Millicharged relics reveal massless dark photons
Asher Berlin (Center for Cosmology and Particle Physics, Department of Physics, New York University, New York, NY, 10003, USA, Theoretical Physics Department, Fermilab, Batavia, IL, 60510, USA); Jeff Dror (Department of Physics, University of California Santa Cruz, and Santa Cruz Institute for Particle Physics, 1156 High St., Santa Cruz, CA, 95064, USA); Xucheng Gan (Center for Cosmology and Particle Physics, Department of Physics, New York University, New York, NY, 10003, USA); Joshua Ruderman (Center for Cosmology and Particle Physics, Department of Physics, New York University, New York, NY, 10003, USA)
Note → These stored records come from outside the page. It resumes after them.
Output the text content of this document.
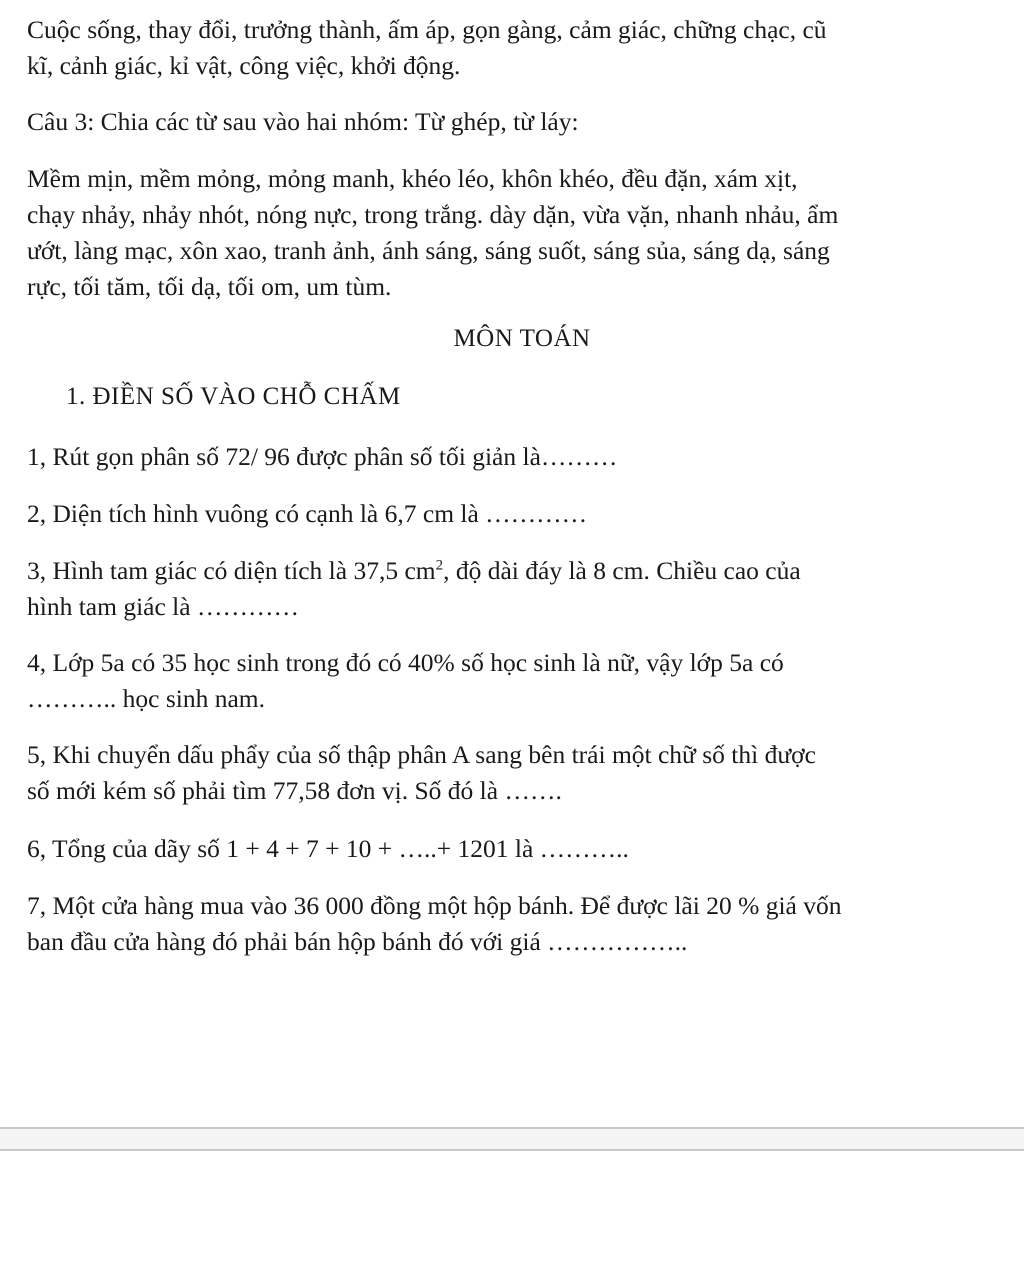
Cuộc sống, thay đổi, trưởng thành, ấm áp, gọn gàng, cảm giác, chững chạc, cũ
kĩ, cảnh giác, kỉ vật, công việc, khởi động.
Câu 3: Chia các từ sau vào hai nhóm: Từ ghép, từ láy:
Mềm mịn, mềm mỏng, mỏng manh, khéo léo, khôn khéo, đều đặn, xám xịt,
chạy nhảy, nhảy nhót, nóng nực, trong trắng. dày dặn, vừa vặn, nhanh nhảu, ẩm
ướt, làng mạc, xôn xao, tranh ảnh, ánh sáng, sáng suốt, sáng sủa, sáng dạ, sáng
rực, tối tăm, tối dạ, tối om, um tùm.
MÔN TOÁN
1. ĐIỀN SỐ VÀO CHỖ CHẤM
1, Rút gọn phân số 72/ 96 được phân số tối giản là………
2, Diện tích hình vuông có cạnh là 6,7 cm là …………
3, Hình tam giác có diện tích là 37,5 $cm^2$, độ dài đáy là 8 cm. Chiều cao của
hình tam giác là …………
4, Lớp 5a có 35 học sinh trong đó có 40% số học sinh là nữ, vậy lớp 5a có
……….. học sinh nam.
5, Khi chuyển dấu phẩy của số thập phân A sang bên trái một chữ số thì được
số mới kém số phải tìm 77,58 đơn vị. Số đó là …….
6, Tổng của dãy số 1 + 4 + 7 + 10 + …..+ 1201 là ………..
7, Một cửa hàng mua vào 36 000 đồng một hộp bánh. Để được lãi 20 % giá vốn
ban đầu cửa hàng đó phải bán hộp bánh đó với giá ……………..
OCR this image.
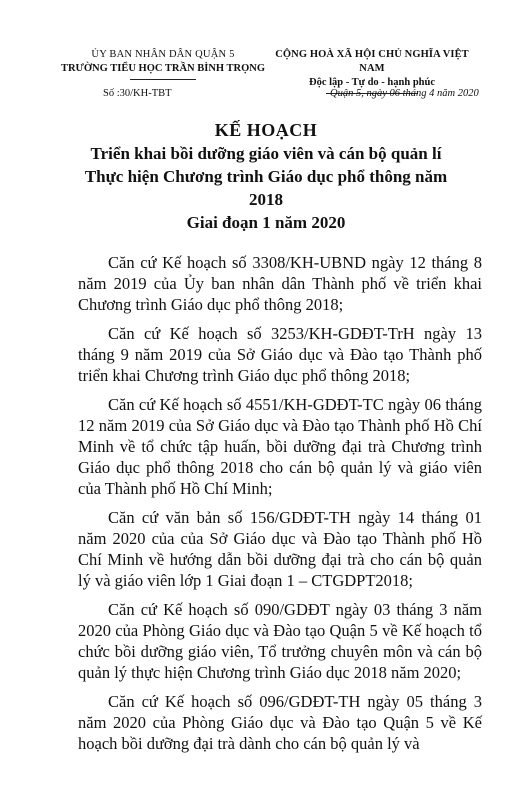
ỦY BAN NHÂN DÂN QUẬN 5
TRƯỜNG TIỂU HỌC TRẦN BÌNH TRỌNG
CỘNG HOÀ XÃ HỘI CHỦ NGHĨA VIỆT NAM
Độc lập - Tự do - hạnh phúc
Số :30/KH-TBT	Quận 5, ngày 06 tháng 4 năm 2020
KẾ HOẠCH
Triển khai bồi dưỡng giáo viên và cán bộ quản lí
Thực hiện Chương trình Giáo dục phổ thông năm
2018
Giai đoạn 1 năm 2020

Căn cứ Kế hoạch số 3308/KH-UBND ngày 12 tháng 8 năm 2019 của Ủy ban nhân dân Thành phố về triển khai Chương trình Giáo dục phổ thông 2018;

Căn cứ Kế hoạch số 3253/KH-GDĐT-TrH ngày 13 tháng 9 năm 2019 của Sở Giáo dục và Đào tạo Thành phố triển khai Chương trình Giáo dục phổ thông 2018;

Căn cứ Kế hoạch số 4551/KH-GDĐT-TC ngày 06 tháng 12 năm 2019 của Sở Giáo dục và Đào tạo Thành phố Hồ Chí Minh về tổ chức tập huấn, bồi dưỡng đại trà Chương trình Giáo dục phổ thông 2018 cho cán bộ quản lý và giáo viên của Thành phố Hồ Chí Minh;

Căn cứ văn bản số 156/GDĐT-TH ngày 14 tháng 01 năm 2020 của của Sở Giáo dục và Đào tạo Thành phố Hồ Chí Minh về hướng dẫn bồi dưỡng đại trà cho cán bộ quản lý và giáo viên lớp 1 Giai đoạn 1 – CTGDPT2018;

Căn cứ Kế hoạch số 090/GDĐT ngày 03 tháng 3 năm 2020 của Phòng Giáo dục và Đào tạo Quận 5 về Kế hoạch tổ chức bồi dưỡng giáo viên, Tổ trưởng chuyên môn và cán bộ quản lý thực hiện Chương trình Giáo dục 2018 năm 2020;

Căn cứ Kế hoạch số 096/GDĐT-TH ngày 05 tháng 3 năm 2020 của Phòng Giáo dục và Đào tạo Quận 5 về Kế hoạch bồi dưỡng đại trà dành cho cán bộ quản lý và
The detection of massless kinetically-mixed dark photons is notoriously difficult, as the effect of this mixing can be removed by a field redefinition in vacuum. In this work, we study the prospect of detecting massless dark photons in the presence of a cosmic relic directly charged under this dark electromagnetism. Such millicharged particles, in the form of dark matter or dark radiation, generate an effective dark photon mass that drives photon-to-dark photon oscillations in the early universe. We also study the prospect for such models to alleviate existing cosmological constraints on massive dark photons, enlarging the motivation for direct tests of this parameter space using precision terrestrial probes.